El Belmondo que algunos recordamos y recordaremos siempre, más allá y más acá de nuevas olas, es ese genio irónico y gimnástico, ese ex-boxeador chulesco y simpático, caballero y ladrón, que protagonizó las más delirantes comedias de aventuras de Philippe de Brocca, como “Cartouche” (1962), “El hombre de Río” (1964), “Las tribulaciones de un chino en China” (1965) o, sobre todo, “Cómo destruir al más famoso agente secreto del mundo” (1973), delicioso delirio pop, romántico y posmoderno. Es ese honesto pícaro que podía ser trágico en “El confidente” (1962); dejarse llevar por “El furor de la codicia” (1971); convertirse en un “Simpático sinvergüenza” (1966); sentarse con un puro entre los labios a ver pasar “El cuerpo de mi enemigo” (1976) o ser, directamente, “El rey del timo” (1980). Un “As de ases” (1982) capaz de llevar como nadie el “Borsalino” (1970), en dueto con Delon, o ser “El incorregible” (1975), “El profesional” (1981) -que lo era como pocos-, “El marginal” (1983) e inevitablemente, “El solitario” (1987).
Un actor que, sin imponer su ley a sangre y fuego, imponía con su presencia física y moral, sin hacer ascos al mejor cine comercial francés, europeo e internacional, hasta formar parte de repartos tan variopintos y estelares como los de “¿Arde París?” (1966) o la demencial “Casino Royale” (1967). Tanto o más que su compadre Alain Delon, Belmondo era y seguirá siendo el rostro troquelado a golpes del destino del mejor polar.
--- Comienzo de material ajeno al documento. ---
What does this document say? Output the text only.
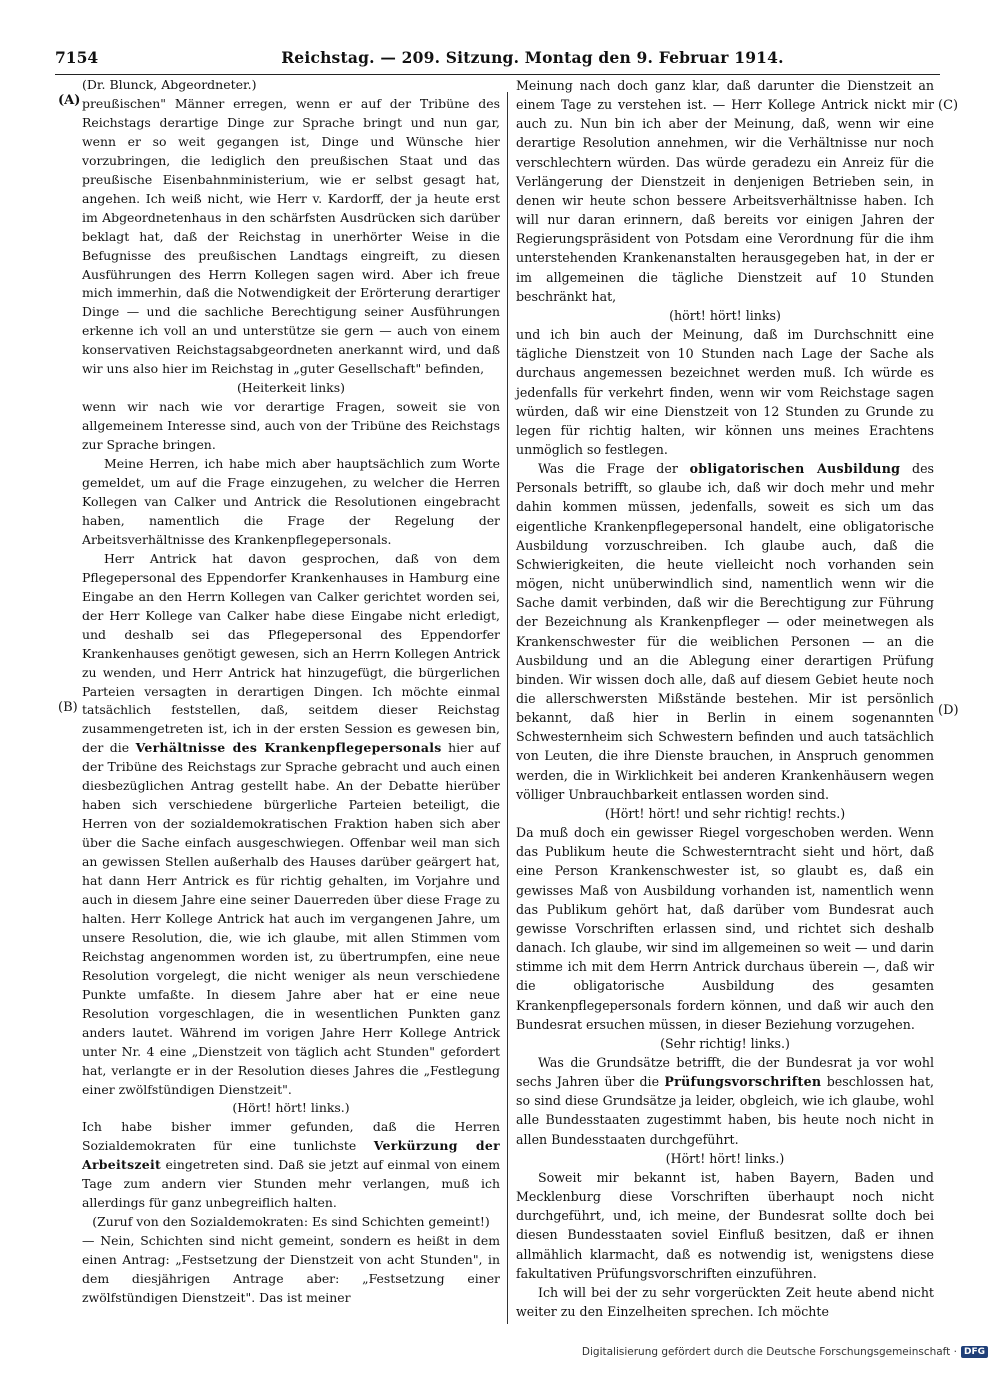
7154	Reichstag. — 209. Sitzung. Montag den 9. Februar 1914.
(A)
(B)
(C)
(D)

(Dr. Blunck, Abgeordneter.)

preußischen" Männer erregen, wenn er auf der Tribüne des Reichstags derartige Dinge zur Sprache bringt und nun gar, wenn er so weit gegangen ist, Dinge und Wünsche hier vorzubringen, die lediglich den preußischen Staat und das preußische Eisenbahnministerium, wie er selbst gesagt hat, angehen. Ich weiß nicht, wie Herr v. Kardorff, der ja heute erst im Abgeordnetenhaus in den schärfsten Ausdrücken sich darüber beklagt hat, daß der Reichstag in unerhörter Weise in die Befugnisse des preußischen Landtags eingreift, zu diesen Ausführungen des Herrn Kollegen sagen wird. Aber ich freue mich immerhin, daß die Notwendigkeit der Erörterung derartiger Dinge — und die sachliche Berechtigung seiner Ausführungen erkenne ich voll an und unterstütze sie gern — auch von einem konservativen Reichstagsabgeordneten anerkannt wird, und daß wir uns also hier im Reichstag in „guter Gesellschaft" befinden,

(Heiterkeit links)

wenn wir nach wie vor derartige Fragen, soweit sie von allgemeinem Interesse sind, auch von der Tribüne des Reichstags zur Sprache bringen.

Meine Herren, ich habe mich aber hauptsächlich zum Worte gemeldet, um auf die Frage einzugehen, zu welcher die Herren Kollegen van Calker und Antrick die Resolutionen eingebracht haben, namentlich die Frage der Regelung der Arbeitsverhältnisse des Krankenpflegepersonals.

Herr Antrick hat davon gesprochen, daß von dem Pflegepersonal des Eppendorfer Krankenhauses in Hamburg eine Eingabe an den Herrn Kollegen van Calker gerichtet worden sei, der Herr Kollege van Calker habe diese Eingabe nicht erledigt, und deshalb sei das Pflegepersonal des Eppendorfer Krankenhauses genötigt gewesen, sich an Herrn Kollegen Antrick zu wenden, und Herr Antrick hat hinzugefügt, die bürgerlichen Parteien versagten in derartigen Dingen. Ich möchte einmal tatsächlich feststellen, daß, seitdem dieser Reichstag zusammengetreten ist, ich in der ersten Session es gewesen bin, der die Verhältnisse des Krankenpflegepersonals hier auf der Tribüne des Reichstags zur Sprache gebracht und auch einen diesbezüglichen Antrag gestellt habe. An der Debatte hierüber haben sich verschiedene bürgerliche Parteien beteiligt, die Herren von der sozialdemokratischen Fraktion haben sich aber über die Sache einfach ausgeschwiegen. Offenbar weil man sich an gewissen Stellen außerhalb des Hauses darüber geärgert hat, hat dann Herr Antrick es für richtig gehalten, im Vorjahre und auch in diesem Jahre eine seiner Dauerreden über diese Frage zu halten. Herr Kollege Antrick hat auch im vergangenen Jahre, um unsere Resolution, die, wie ich glaube, mit allen Stimmen vom Reichstag angenommen worden ist, zu übertrumpfen, eine neue Resolution vorgelegt, die nicht weniger als neun verschiedene Punkte umfaßte. In diesem Jahre aber hat er eine neue Resolution vorgeschlagen, die in wesentlichen Punkten ganz anders lautet. Während im vorigen Jahre Herr Kollege Antrick unter Nr. 4 eine „Dienstzeit von täglich acht Stunden" gefordert hat, verlangte er in der Resolution dieses Jahres die „Festlegung einer zwölfstündigen Dienstzeit".

(Hört! hört! links.)

Ich habe bisher immer gefunden, daß die Herren Sozialdemokraten für eine tunlichste Verkürzung der Arbeitszeit eingetreten sind. Daß sie jetzt auf einmal von einem Tage zum andern vier Stunden mehr verlangen, muß ich allerdings für ganz unbegreiflich halten.

(Zuruf von den Sozialdemokraten: Es sind Schichten gemeint!)

— Nein, Schichten sind nicht gemeint, sondern es heißt in dem einen Antrag: „Festsetzung der Dienstzeit von acht Stunden", in dem diesjährigen Antrage aber: „Festsetzung einer zwölfstündigen Dienstzeit". Das ist meiner

Meinung nach doch ganz klar, daß darunter die Dienstzeit an einem Tage zu verstehen ist. — Herr Kollege Antrick nickt mir auch zu. Nun bin ich aber der Meinung, daß, wenn wir eine derartige Resolution annehmen, wir die Verhältnisse nur noch verschlechtern würden. Das würde geradezu ein Anreiz für die Verlängerung der Dienstzeit in denjenigen Betrieben sein, in denen wir heute schon bessere Arbeitsverhältnisse haben. Ich will nur daran erinnern, daß bereits vor einigen Jahren der Regierungspräsident von Potsdam eine Verordnung für die ihm unterstehenden Krankenanstalten herausgegeben hat, in der er im allgemeinen die tägliche Dienstzeit auf 10 Stunden beschränkt hat,

(hört! hört! links)

und ich bin auch der Meinung, daß im Durchschnitt eine tägliche Dienstzeit von 10 Stunden nach Lage der Sache als durchaus angemessen bezeichnet werden muß. Ich würde es jedenfalls für verkehrt finden, wenn wir vom Reichstage sagen würden, daß wir eine Dienstzeit von 12 Stunden zu Grunde zu legen für richtig halten, wir können uns meines Erachtens unmöglich so festlegen.

Was die Frage der obligatorischen Ausbildung des Personals betrifft, so glaube ich, daß wir doch mehr und mehr dahin kommen müssen, jedenfalls, soweit es sich um das eigentliche Krankenpflegepersonal handelt, eine obligatorische Ausbildung vorzuschreiben. Ich glaube auch, daß die Schwierigkeiten, die heute vielleicht noch vorhanden sein mögen, nicht unüberwindlich sind, namentlich wenn wir die Sache damit verbinden, daß wir die Berechtigung zur Führung der Bezeichnung als Krankenpfleger — oder meinetwegen als Krankenschwester für die weiblichen Personen — an die Ausbildung und an die Ablegung einer derartigen Prüfung binden. Wir wissen doch alle, daß auf diesem Gebiet heute noch die allerschwersten Mißstände bestehen. Mir ist persönlich bekannt, daß hier in Berlin in einem sogenannten Schwesternheim sich Schwestern befinden und auch tatsächlich von Leuten, die ihre Dienste brauchen, in Anspruch genommen werden, die in Wirklichkeit bei anderen Krankenhäusern wegen völliger Unbrauchbarkeit entlassen worden sind.

(Hört! hört! und sehr richtig! rechts.)

Da muß doch ein gewisser Riegel vorgeschoben werden. Wenn das Publikum heute die Schwesterntracht sieht und hört, daß eine Person Krankenschwester ist, so glaubt es, daß ein gewisses Maß von Ausbildung vorhanden ist, namentlich wenn das Publikum gehört hat, daß darüber vom Bundesrat auch gewisse Vorschriften erlassen sind, und richtet sich deshalb danach. Ich glaube, wir sind im allgemeinen so weit — und darin stimme ich mit dem Herrn Antrick durchaus überein —, daß wir die obligatorische Ausbildung des gesamten Krankenpflegepersonals fordern können, und daß wir auch den Bundesrat ersuchen müssen, in dieser Beziehung vorzugehen.

(Sehr richtig! links.)

Was die Grundsätze betrifft, die der Bundesrat ja vor wohl sechs Jahren über die Prüfungsvorschriften beschlossen hat, so sind diese Grundsätze ja leider, obgleich, wie ich glaube, wohl alle Bundesstaaten zugestimmt haben, bis heute noch nicht in allen Bundesstaaten durchgeführt.

(Hört! hört! links.)

Soweit mir bekannt ist, haben Bayern, Baden und Mecklenburg diese Vorschriften überhaupt noch nicht durchgeführt, und, ich meine, der Bundesrat sollte doch bei diesen Bundesstaaten soviel Einfluß besitzen, daß er ihnen allmählich klarmacht, daß es notwendig ist, wenigstens diese fakultativen Prüfungsvorschriften einzuführen.

Ich will bei der zu sehr vorgerückten Zeit heute abend nicht weiter zu den Einzelheiten sprechen. Ich möchte

Digitalisierung gefördert durch die Deutsche Forschungsgemeinschaft · DFG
Ese cine negro francés donde fatalismo y romanticismo van de la mano de ironía y violencia nihilista, sin estar desprovisto nunca de humor y poesía. Su nombre es inseparable del de los directores del mejor policial galo: Robert Enrico, Henri Verneuil, Jacques Deray, José Giovanni, Georges Lautner, Philippe Labro y por supuesto Jean-Pierre Melville. Con ellos fue gánster, policía, agente secreto, soldado de fortuna, atracador, convicto, vengador… Siempre con ese gesto entre burlón y ceñudo, entre Bogart y Tintín, dos de sus ídolos confesos, que hacía de su presencia algo tan especial y esencial.
Al tiempo y a la vez que “muso” de un Godard en el fondo -ya que no en la forma- fascinado por el género popular, Belmondo encarnó a la estrella por excelencia del cine de acción, comedia y aventura netamente europeo. Respuesta burlona y lírica a Clint Eastwood o Charles Bronson, con un algo que ellos nunca tendrán, indefinible pero reconocible, un je se sais quoi que ahora se ha perdido para siempre. Porque la Muerte misma ha descubierto cómo destruir a la estrella más famosa del cine francés, pero su victoria es pírrica como pocas. Porque Belmondo siempre estará con nosotros, en sus casi cien películas… Y en el rostro inmortal de ese Teniente Blueberry de Jean Giraud que nunca llegó a interpretar, pero es, sin duda, el mayor homenaje posible a la popularidad de un actor que se ha ido, por supuesto, cuando Europa ya no tiene un cine digno de él. Chapeau!